Jordan Rhodes should’ve scored on 27 minutes following a through-ball from Bannon, but Brice Samba was quick to block his effort. And a couple of opportunities around the 30-minute mark saw Lolley, Ameobi and Grabban combine but to no effect.
A Kieran Lee cross on 35 minutes, after a well worked move, saw Wickham head at the far post into Figueiredo’s chest and then hit into the side netting. And a half-volley from Massimo Luongo dipped over the crossbar a minute later as Wednesday continued to threaten.
A corner five minutes before the break, that went all the way back to Samba, resulted in a free-kick just outside the box after a foul on Johnson, but Lolley curled it just over. And Lolley was again involved just a few minutes later as his cross found Grabban unmarked on the edge of the six-yard box, but he couldn’t get enough power on the header.

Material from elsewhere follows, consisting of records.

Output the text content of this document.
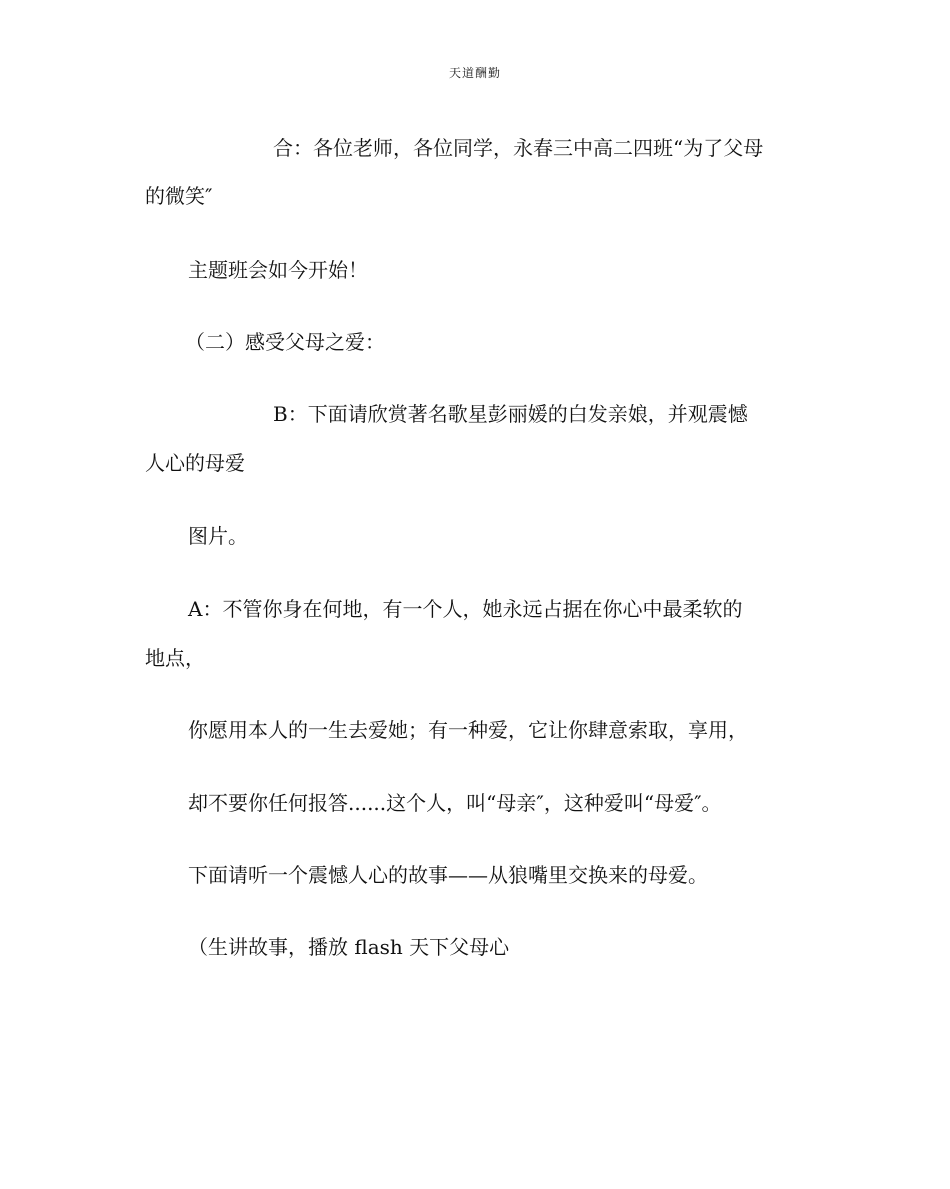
天道酬勤
合：各位老师，各位同学，永春三中高二四班“为了父母
的微笑″
主题班会如今开始！
（二）感受父母之爱：
B：下面请欣赏著名歌星彭丽媛的白发亲娘，并观震憾
人心的母爱
图片。
A：不管你身在何地，有一个人，她永远占据在你心中最柔软的
地点，
你愿用本人的一生去爱她；有一种爱，它让你肆意索取，享用，
却不要你任何报答......这个人，叫“母亲″，这种爱叫“母爱″。
下面请听一个震憾人心的故事——从狼嘴里交换来的母爱。
（生讲故事，播放 flash 天下父母心
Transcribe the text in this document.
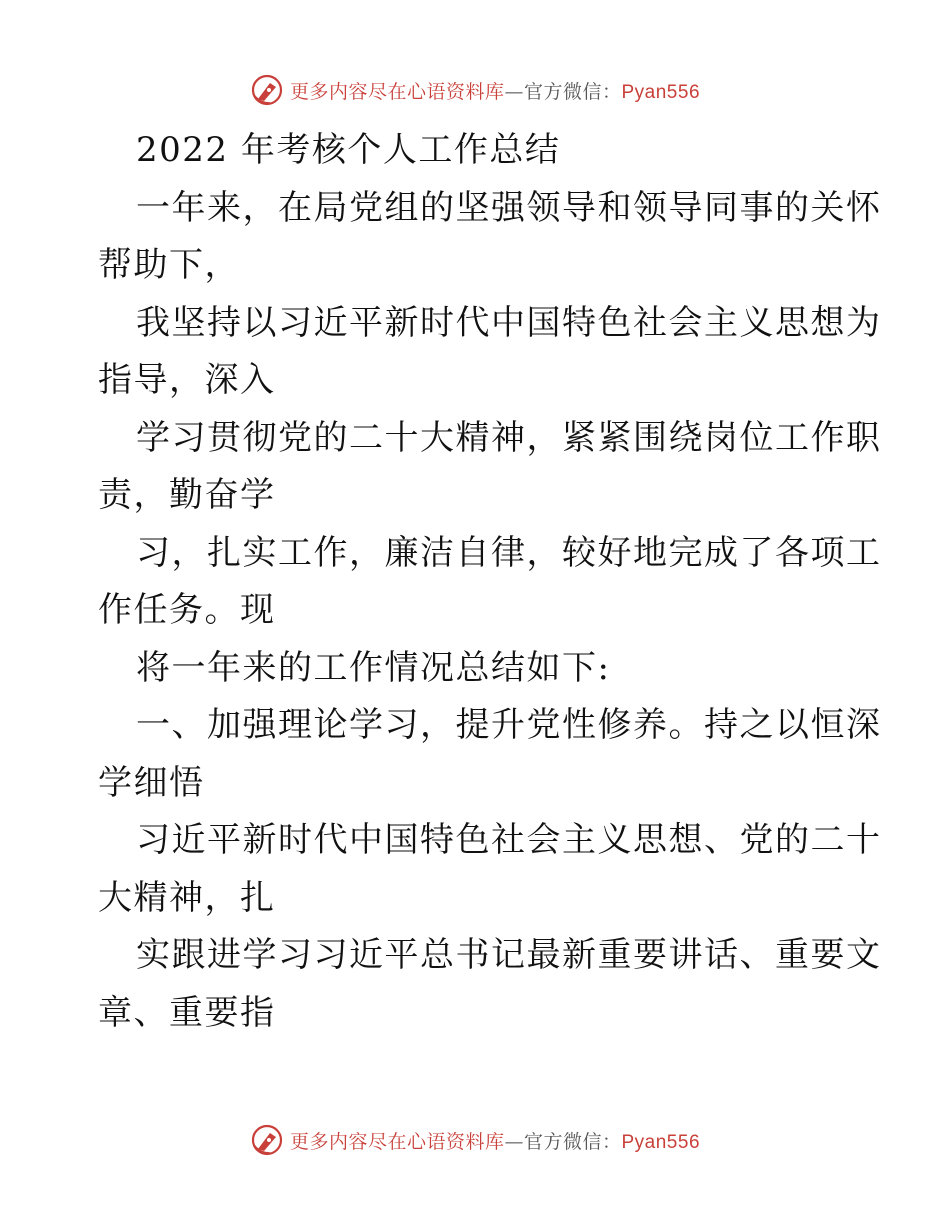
更多内容尽在心语资料库—官方微信：Pyan556
2022 年考核个人工作总结
一年来，在局党组的坚强领导和领导同事的关怀
帮助下，
我坚持以习近平新时代中国特色社会主义思想为
指导，深入
学习贯彻党的二十大精神，紧紧围绕岗位工作职
责，勤奋学
习，扎实工作，廉洁自律，较好地完成了各项工
作任务。现
将一年来的工作情况总结如下:
一、加强理论学习，提升党性修养。持之以恒深
学细悟
习近平新时代中国特色社会主义思想、党的二十
大精神，扎
实跟进学习习近平总书记最新重要讲话、重要文
章、重要指
更多内容尽在心语资料库—官方微信：Pyan556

Forest were making more of the game and, as an entertaining half drew to an end, the visitors were making enough chances and finding enough space to give hope. The second-half continued in the same vein, with Wednesday pressing and Forest pushing for the occasional chance; our final ball in the attacking third rarely good enough.
A great move down the right saw Lolley free to cross the ball to Johnson, but Bannan got in before Johnson; Grabban was left waiting in space at the far post. An incredible moment followed on 57 minutes when Connor Wickham hit the post from a cross from the right and then Joe Worrall acrobatically kept the ball out from Lee. A close escape.
Two minutes later Johnson snuck in down the left and whipped the ball across goal but it was just too far in front of Grabban who had arrived at the back post.
Forest were definitely taking more initiative as the half drew on, and they took the lead 10 minutes later. Lolley received a long ball down the right from Matty Cash, held off two defenders and slotted home past Joe Wildsmith. A sublime piece of skill from the man who, along with Ameobi, had provided most of our attacking threat.
As the match drew on Forest kept probing for a second goal, but were keeping things tight. A late penalty shout for Wednesday was waved away but three minutes into injury time, Forest switched off at a corner and Wickham had a free header to equalise.
After so long away, and in strange circumstances to return to, there was enough to give hope here. But, as BBC Radio Nottingham pointed out after the game, we’ve lost 12 points in injury time this season.
Sabri Lamouchi added: “The game is finished when the referee gives the last whistle, so we need to keep focused and if we can put the ball out or in the corner, it is the simple things.
“After three months, we know that we are not ready at all. We need some games and of course, the small details were against us a little bit. To take the three points here would have been the perfect operation.”
There’s eight days now until Huddersfield Town at home, and eight games left in the Championship. Hopefully we can improve from here, because it’s an important game from a standing start.